[新製品・サービス]
「Veeam Data Platform v13.1」をリリース、14のハイパーバイザーをバックアップ対象に
2026年8月6日(木)日川 佳三、河原 潤(IT Leaders編集部)
米ヴィーム・ソフトウェアは2026年7月29日(豪シドニー現地時間)、データ保護/バックアップ/リカバリ管理ソフトウェア新版「Veeam Data Platform v13.1」をリリースした。エージェントレスでバックアップ可能なサーバー仮想化基盤(ハイパーバイザー)に「OpenShift Virtualization」など6製品が加わり、計14のハイパーバイザーをサポートする。
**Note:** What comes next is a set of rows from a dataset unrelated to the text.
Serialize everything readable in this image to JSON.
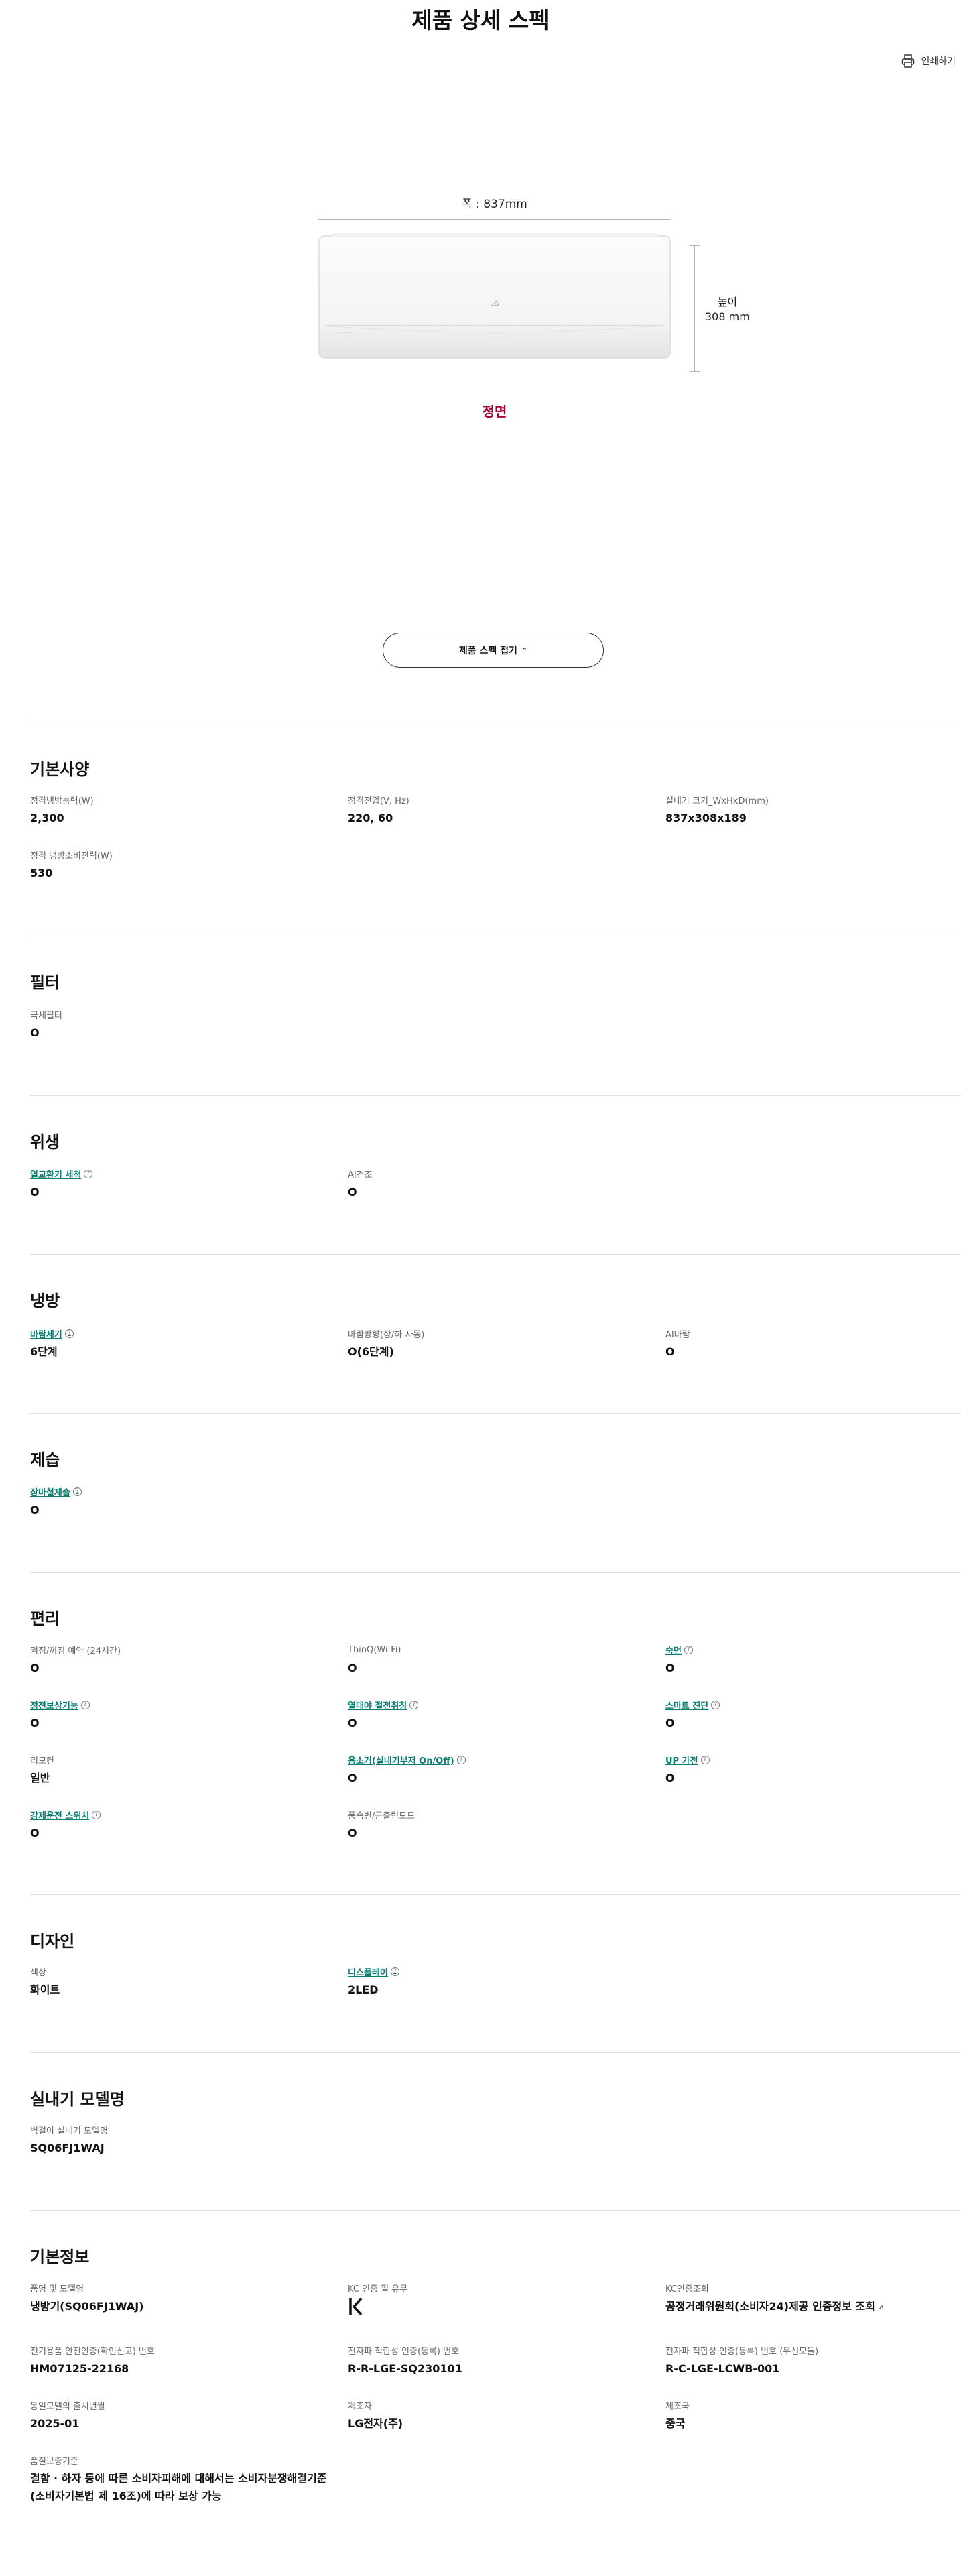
{
  "page": {
    "title": "제품 상세 스펙",
    "print_label": "인쇄하기"
  },
  "product_image": {
    "width_label": "폭 : 837mm",
    "height_label_1": "높이",
    "height_label_2": "308 mm",
    "view_label": "정면",
    "brand_mark": "LG"
  },
  "collapse_button": {
    "label": "제품 스펙 접기",
    "icon": "chevron-up-icon"
  },
  "sections": {
    "basic": {
      "title": "기본사양",
      "specs": [
        {
          "label": "정격냉방능력(W)",
          "value": "2,300"
        },
        {
          "label": "정격전압(V, Hz)",
          "value": "220, 60"
        },
        {
          "label": "실내기 크기_WxHxD(mm)",
          "value": "837x308x189"
        },
        {
          "label": "정격 냉방소비전력(W)",
          "value": "530"
        }
      ]
    },
    "filter": {
      "title": "필터",
      "specs": [
        {
          "label": "극세필터",
          "value": "O"
        }
      ]
    },
    "hygiene": {
      "title": "위생",
      "specs": [
        {
          "label": "열교환기 세척",
          "value": "O"
        },
        {
          "label": "AI건조",
          "value": "O"
        }
      ]
    },
    "cooling": {
      "title": "냉방",
      "specs": [
        {
          "label": "바람세기",
          "value": "6단계"
        },
        {
          "label": "바람방향(상/하 자동)",
          "value": "O(6단계)"
        },
        {
          "label": "AI바람",
          "value": "O"
        }
      ]
    },
    "dehumid": {
      "title": "제습",
      "specs": [
        {
          "label": "장마철제습",
          "value": "O"
        }
      ]
    },
    "convenience": {
      "title": "편리",
      "specs": [
        {
          "label": "켜짐/꺼짐 예약 (24시간)",
          "value": "O"
        },
        {
          "label": "ThinQ(Wi-Fi)",
          "value": "O"
        },
        {
          "label": "숙면",
          "value": "O"
        },
        {
          "label": "정전보상기능",
          "value": "O"
        },
        {
          "label": "열대야 절전취침",
          "value": "O"
        },
        {
          "label": "스마트 진단",
          "value": "O"
        },
        {
          "label": "리모컨",
          "value": "일반"
        },
        {
          "label": "음소거(실내기부저 On/Off)",
          "value": "O"
        },
        {
          "label": "UP 가전",
          "value": "O"
        },
        {
          "label": "강제운전 스위치",
          "value": "O"
        },
        {
          "label": "풍속변/군출림모드",
          "value": "O"
        }
      ]
    },
    "design": {
      "title": "디자인",
      "specs": [
        {
          "label": "색상",
          "value": "화이트"
        },
        {
          "label": "디스플레이",
          "value": "2LED"
        }
      ]
    },
    "model": {
      "title": "실내기 모델명",
      "specs": [
        {
          "label": "벽걸이 실내기 모델명",
          "value": "SQ06FJ1WAJ"
        }
      ]
    },
    "info": {
      "title": "기본정보",
      "specs": [
        {
          "label": "품명 및 모델명",
          "value": "냉방기(SQ06FJ1WAJ)"
        },
        {
          "label": "KC 인증 필 유무",
          "value": ""
        },
        {
          "label": "KC인증조회",
          "value": "공정거래위원회(소비자24)제공 인증정보 조회"
        },
        {
          "label": "전기용품 안전인증(확인신고) 번호",
          "value": "HM07125-22168"
        },
        {
          "label": "전자파 적합성 인증(등록) 번호",
          "value": "R-R-LGE-SQ230101"
        },
        {
          "label": "전자파 적합성 인증(등록) 번호 (무선모듈)",
          "value": "R-C-LGE-LCWB-001"
        },
        {
          "label": "동일모델의 출시년월",
          "value": "2025-01"
        },
        {
          "label": "제조자",
          "value": "LG전자(주)"
        },
        {
          "label": "제조국",
          "value": "중국"
        },
        {
          "label": "품질보증기준",
          "value_line1": "결함 · 하자 등에 따른 소비자피해에 대해서는 소비자분쟁해결기준",
          "value_line2": "(소비자기본법 제 16조)에 따라 보상 가능"
        }
      ]
    }
  },
  "colors": {
    "accent": "#a50034",
    "link": "#0b7d71"
  }
}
同時に、テープストレージの代替となる低コストなアーカイブ向けクラウドストレージ「Veeam Vault Archive」をリリースした。
米ヴィーム・ソフトウェア(Veeam Software)の「Veeam Data Platform」(画面1)は、データ保護およびバックアップ/リカバリの統合管理ソフトウェアである。オンプレミスの仮想化環境やパブリッククラウド環境などが混在したマルチプラットフォーム環境のデータ保護とバックアップ/リカバリを担う。
画面1:「Veeam Data Platform」の画面例(出典:米ヴィーム・ソフトウェア)拡大画像表示
特徴として、システム障害やランサムウェアなどのサイバー攻撃を受けた際に、クリーンなデータを確実にリストアし、ビジネスを継続できる可用性とセキュリティに注力している。(関連記事:ヴィーム、「Veeam Backup & Replication v12」をリリース、書き換え不能ストレージやオブジェクトストレージにバックアップ可能に)。
新版のv13.1では、エージェントレスでバックアップ可能なサーバー仮想化基盤(ハイパーバイザー)を拡充し、「Red Hat OpenShift Virtualization」「Citrix XenServer」など6製品が加わり、計14のハイパーバイザーをサポートする。
以前よりサポートしているハイパーバイザーは、「VMware vSphere」「Microsoft Hyper-V」「Nutanix AHV」「Proxmox VE」など。ここにOpenShift VirtualizationやXenServerといった、VMwareからの移行先として有力な製品を加えたかたちだ。ヴィームは、ユーザー企業における仮想化基盤の刷新ニーズや「VMware」製品群の価格上昇を背景に、ハイパーバイザーの乗り換えを検討する企業のニーズに応えるとしている。
ユーザー企業は、Veeam Data Platformとハイパーバイザーの連携により、仮想マシン単位にエージェントソフトウェアを導入せずにバックアップを取得できる。仮想マシン数が数百台などに及ぶ大規模な環境では、エージェントレス型バックアップの利点が大きい。
新版では、アプリケーションデータのバックアップ機能を拡充し、「IBM Db2」のWindows版のバックアップや「Oracle Database」の差分マージ型バックアップが可能になった。専用プラグインのないアプリケーション向けには、アプリケーションが書き出したデータをバックアップする専用NFSボリューム「Application Backup Repository」を用意している。
加えて、セキュリティ性能・機能を高めている。マルウェアスキャンの対象範囲をNAS(Network Attached Storage)に拡大したほか、Microsoft Azure環境におけるクラウドの脅威検出を強化した。
また、サイバー攻撃後のアイデンティティ認証基盤の復旧を迅速化する「Active Directory Forest Recovery」や、NIST基準に準拠した耐量子暗号アルゴリズムのサポートが加わった。後者は、現時点の通信データを保存しておき、将来解読して暗号鍵を割り出して保存済みのデータを事後的に復号するHNDL(Harvest Now, Decrypt Later)攻撃に備える仕組みとなる。
ヴィームは、新版での機能強化について、「ミッションクリティカルなワークロードを1つのプラットフォームに統合することで、管理ツールの乱立を防ぎ、統合的なセキュリティ制御と復旧のオーケストレーションを可能にする」と説明している。